I can't even go into the rest of the story. Because it gets worse and I just won't go there in public.

Don't Move

So the movie I saw on Sunday (Don't Move) which was quite excellent in a really demented sort of way. The reviews have been up and down (rottentomatoes gave it about a 50%) but that doesn't mean jack. In fact, I'm hope I'm not reading into the movie because everything I've seen describes it as a simple love story which, to me, is like describing a burrito as a simple sandwich wrap. Anyway, the acting is fantastic, the drama is poignant, and there is a bigger message that is perhaps too subtle causing some people (reviewers) to miss it, but I think is the more important message. Oh, there's also a lot of sex, although not much nudity. This isn't the kind of movie you take a teenager to either.

School

School is underway again. I'm taking three courses this term which will be a lot of work. But I'm up for it. Going out all the time and living it up, while fun for a bit, isn't really fulfilling and I'm tired of that lifestyle. I have a simple theory about meeting people at clubs (STAMPAC) and this latest bout has born that out - you don't meet people you would want to be with at a club, even if they are there. And frankly, I'm tired of going to dodgy shite-holes, talking to whatever girl walks by, trying to pull numbers, all the while getting pissed on cheap beer or alcohol on a routine basis. That ain't a life - at least not for me.

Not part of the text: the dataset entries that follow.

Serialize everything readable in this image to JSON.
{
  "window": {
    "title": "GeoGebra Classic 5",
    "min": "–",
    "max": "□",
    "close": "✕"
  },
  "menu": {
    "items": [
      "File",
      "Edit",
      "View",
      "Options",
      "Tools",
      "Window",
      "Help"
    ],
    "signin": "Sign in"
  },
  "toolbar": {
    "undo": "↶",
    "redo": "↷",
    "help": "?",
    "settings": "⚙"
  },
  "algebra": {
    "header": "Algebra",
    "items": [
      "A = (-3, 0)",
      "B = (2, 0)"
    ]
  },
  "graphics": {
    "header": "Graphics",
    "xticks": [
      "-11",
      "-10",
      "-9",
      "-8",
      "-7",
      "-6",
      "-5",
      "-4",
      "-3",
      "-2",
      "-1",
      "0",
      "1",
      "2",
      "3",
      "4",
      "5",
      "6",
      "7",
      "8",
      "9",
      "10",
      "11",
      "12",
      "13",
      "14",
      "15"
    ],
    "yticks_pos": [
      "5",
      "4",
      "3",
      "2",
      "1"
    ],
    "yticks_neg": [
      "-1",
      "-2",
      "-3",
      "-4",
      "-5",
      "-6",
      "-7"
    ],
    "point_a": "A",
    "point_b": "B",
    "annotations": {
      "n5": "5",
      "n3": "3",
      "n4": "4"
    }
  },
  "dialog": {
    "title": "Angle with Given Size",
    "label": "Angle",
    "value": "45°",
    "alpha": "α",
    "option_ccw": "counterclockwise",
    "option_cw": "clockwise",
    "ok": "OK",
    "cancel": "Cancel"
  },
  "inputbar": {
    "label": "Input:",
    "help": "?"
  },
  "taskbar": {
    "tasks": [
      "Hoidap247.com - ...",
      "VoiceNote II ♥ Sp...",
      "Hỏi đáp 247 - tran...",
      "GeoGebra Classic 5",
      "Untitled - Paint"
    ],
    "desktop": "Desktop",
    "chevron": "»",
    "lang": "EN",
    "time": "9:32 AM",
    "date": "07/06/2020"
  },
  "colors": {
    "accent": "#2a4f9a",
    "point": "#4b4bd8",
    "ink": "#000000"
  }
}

So, I'm pulling back from that. It's become a waste of time and money and I'm just not there right now. Even though I like to dance, I won't be doing any of that for awhile unless I'm doing it with someone I really like. Instead, I'm going to hang out with my mates, focus on school and work, hopefully do a little traveling (Dublin next week it looks like), and not worry about trying to meet girls. Hopefully I'll get to see the Prototype as well because she's been absent from my life for the most part of three weeks and that's unacceptable. She's the best friend I have here and I'm ignoring her. I feel like a jackass.